Agriculture – Pêche

Une moisson sur un échangeur contre le gaspillage des terres agricoles normandes

Par Olivier Duc, France Bleu Normandie (Calvados - Orne) jeudi 18 août 2016 à 9:16

La parcelle de 2,5 hectares autour de l'échangeur de Secqueville en Bessin a été semée en blé et moissonnée
La parcelle de 2,5 hectares autour de l'échangeur de Secqueville en Bessin a été semée en blé et moissonnée © Radio France - Olivier Duc

Des jeunes agriculteurs du Calvados ont semé des terres sur l'échangeur de Secqueville en Bessin, entre Caen et Bayeux. Ils y ont récolté du blé afin de le transformer en farine et l'offrir aux Restos du Coeur. Ils dénoncent par cette opération le gaspillage de terres agricoles.

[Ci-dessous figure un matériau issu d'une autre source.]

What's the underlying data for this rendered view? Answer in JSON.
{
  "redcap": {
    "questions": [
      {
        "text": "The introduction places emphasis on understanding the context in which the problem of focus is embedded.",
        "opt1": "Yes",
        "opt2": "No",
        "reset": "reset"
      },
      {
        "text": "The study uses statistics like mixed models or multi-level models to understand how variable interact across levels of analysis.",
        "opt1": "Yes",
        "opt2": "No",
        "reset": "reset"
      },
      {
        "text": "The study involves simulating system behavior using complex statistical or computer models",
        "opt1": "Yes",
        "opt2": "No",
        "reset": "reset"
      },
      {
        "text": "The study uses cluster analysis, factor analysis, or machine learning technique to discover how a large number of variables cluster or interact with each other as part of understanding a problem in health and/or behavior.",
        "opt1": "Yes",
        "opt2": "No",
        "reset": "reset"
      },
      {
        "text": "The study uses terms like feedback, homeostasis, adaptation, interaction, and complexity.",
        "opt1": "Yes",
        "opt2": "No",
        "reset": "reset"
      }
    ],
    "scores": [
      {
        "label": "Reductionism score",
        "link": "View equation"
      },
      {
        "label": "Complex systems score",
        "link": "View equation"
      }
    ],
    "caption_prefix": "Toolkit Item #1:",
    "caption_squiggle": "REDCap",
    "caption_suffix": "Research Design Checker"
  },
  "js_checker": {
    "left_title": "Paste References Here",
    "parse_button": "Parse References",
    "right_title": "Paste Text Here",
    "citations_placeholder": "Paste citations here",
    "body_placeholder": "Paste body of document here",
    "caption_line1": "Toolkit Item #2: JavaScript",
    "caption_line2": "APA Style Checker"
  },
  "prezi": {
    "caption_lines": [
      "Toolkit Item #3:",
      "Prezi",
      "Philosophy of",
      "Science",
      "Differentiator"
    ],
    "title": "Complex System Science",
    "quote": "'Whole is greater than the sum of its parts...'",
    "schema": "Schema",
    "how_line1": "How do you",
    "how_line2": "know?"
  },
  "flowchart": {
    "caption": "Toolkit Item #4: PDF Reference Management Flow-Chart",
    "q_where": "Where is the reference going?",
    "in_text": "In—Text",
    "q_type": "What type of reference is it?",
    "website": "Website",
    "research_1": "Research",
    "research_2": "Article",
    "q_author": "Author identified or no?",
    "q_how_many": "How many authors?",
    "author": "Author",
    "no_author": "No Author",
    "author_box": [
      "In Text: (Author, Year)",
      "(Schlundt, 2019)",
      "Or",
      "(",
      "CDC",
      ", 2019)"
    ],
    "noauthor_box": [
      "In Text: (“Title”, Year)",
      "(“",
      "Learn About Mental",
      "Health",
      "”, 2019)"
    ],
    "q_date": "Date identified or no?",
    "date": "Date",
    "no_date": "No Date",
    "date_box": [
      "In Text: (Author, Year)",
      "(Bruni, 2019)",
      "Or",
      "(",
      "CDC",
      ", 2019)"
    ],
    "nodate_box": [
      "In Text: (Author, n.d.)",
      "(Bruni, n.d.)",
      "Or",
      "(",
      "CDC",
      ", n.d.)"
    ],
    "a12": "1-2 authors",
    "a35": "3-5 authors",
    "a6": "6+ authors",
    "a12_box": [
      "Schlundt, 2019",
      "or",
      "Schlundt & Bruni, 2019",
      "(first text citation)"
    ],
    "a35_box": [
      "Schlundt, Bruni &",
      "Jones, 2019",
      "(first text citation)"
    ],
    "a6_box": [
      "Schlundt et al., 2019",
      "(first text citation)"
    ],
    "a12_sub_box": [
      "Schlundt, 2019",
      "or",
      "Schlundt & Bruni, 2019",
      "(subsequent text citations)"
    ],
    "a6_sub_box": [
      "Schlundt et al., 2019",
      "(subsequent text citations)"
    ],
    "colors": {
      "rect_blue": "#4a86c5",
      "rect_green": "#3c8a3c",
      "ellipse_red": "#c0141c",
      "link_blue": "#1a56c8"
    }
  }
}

Les jeunes agriculteurs de Caumont et Balleroy ont récolté le blé qu'ils avaient semé sur 2,5 hectares de parcelles sur l'échangeur de Secqueville-en-Bessin. Cet échangeur est situé sur la deux fois deux voies qui relie Caen à Bayeux. C'est la 2e année consécutive qu'ils mènent cette opération afin de sensibiliser sur le gaspillage et le grignotage des terres agricoles sur le Calvados.

"Ce sont les meilleures terres du département et on est en train de les piller"

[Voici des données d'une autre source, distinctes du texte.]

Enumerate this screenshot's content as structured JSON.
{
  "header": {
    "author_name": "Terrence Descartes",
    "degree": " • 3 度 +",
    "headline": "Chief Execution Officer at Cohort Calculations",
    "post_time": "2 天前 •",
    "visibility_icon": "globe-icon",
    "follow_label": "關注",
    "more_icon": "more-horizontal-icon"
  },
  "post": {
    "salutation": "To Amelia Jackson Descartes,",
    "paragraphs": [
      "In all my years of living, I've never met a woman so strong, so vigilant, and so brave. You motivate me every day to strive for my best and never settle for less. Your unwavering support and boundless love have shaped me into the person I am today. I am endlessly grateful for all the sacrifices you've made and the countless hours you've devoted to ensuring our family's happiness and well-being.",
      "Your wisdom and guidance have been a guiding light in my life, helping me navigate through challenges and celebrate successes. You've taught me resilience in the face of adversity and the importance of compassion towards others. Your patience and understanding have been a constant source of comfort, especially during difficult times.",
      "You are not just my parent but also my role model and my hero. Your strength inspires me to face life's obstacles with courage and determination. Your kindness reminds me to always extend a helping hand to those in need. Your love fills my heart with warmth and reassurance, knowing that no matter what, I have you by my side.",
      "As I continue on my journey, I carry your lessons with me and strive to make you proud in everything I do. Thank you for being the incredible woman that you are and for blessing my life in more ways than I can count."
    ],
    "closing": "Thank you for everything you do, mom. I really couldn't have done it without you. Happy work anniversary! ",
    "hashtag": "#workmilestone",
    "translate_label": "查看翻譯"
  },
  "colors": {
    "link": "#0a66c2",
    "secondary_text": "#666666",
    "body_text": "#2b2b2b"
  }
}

"Juste sur un échangeur, on arrive à faire 2,5 hectares de blé. C'est quand même monstrueux, souligne Stéphane Françoise, à l'origine de l'opération l'an passé. La taille d'une exploitation maraîchère aujourd'hui, c'est de l'ordre de deux hectares en moyenne. Rien que sur cet échangeur-là on aurait pu faire vivre une famille complète en maraîchage. Ce sont les meilleures terres du département. C'est ça le pire et on est en train de les piller."

"Juste sur un échangeur, on arrive à faire 2,5 hectares de blé"

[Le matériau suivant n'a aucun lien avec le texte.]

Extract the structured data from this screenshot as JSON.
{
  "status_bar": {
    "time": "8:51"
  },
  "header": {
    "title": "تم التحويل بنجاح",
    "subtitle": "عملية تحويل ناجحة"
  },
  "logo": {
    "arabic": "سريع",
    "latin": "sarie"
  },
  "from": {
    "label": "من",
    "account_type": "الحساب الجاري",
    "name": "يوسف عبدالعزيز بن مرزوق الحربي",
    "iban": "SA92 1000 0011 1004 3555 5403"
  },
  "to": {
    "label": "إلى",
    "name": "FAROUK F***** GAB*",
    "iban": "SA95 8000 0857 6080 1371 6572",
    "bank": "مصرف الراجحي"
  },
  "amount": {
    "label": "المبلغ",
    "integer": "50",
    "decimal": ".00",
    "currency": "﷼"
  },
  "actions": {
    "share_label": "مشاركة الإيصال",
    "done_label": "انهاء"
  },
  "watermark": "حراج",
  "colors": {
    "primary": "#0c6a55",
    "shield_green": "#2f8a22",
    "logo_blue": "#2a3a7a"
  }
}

L' an passé, ils avaient semé du Maïs. La récolte avait permis aux jeunes agriculteurs de reverser les 1200 à 1300 euros gagnés au Téléthon. Cette année, le blé sera transformé en farine au bénéfice des Restos du Coeur. "Avec un hectare de blé, calcule Stéphane Françoise, on peut faire 500 baguettes par semaine pendant un an." Et c'est bien ce gaspillage alimentaire et de bonnes terres agricoles que souhaitent dénoncer les jeunes agriculteurs.

Stéphane Françoise et Astrid Granger déplorent le gaspillage des terres agricoles - Radio France
Stéphane Françoise et Astrid Granger déplorent le gaspillage des terres agricoles © Radio France - Olivier Duc

Tous les dix ans, l'équivalent d'un département en terre agricole est grignoté par l'urbanisation s'alarment les agriculteurs.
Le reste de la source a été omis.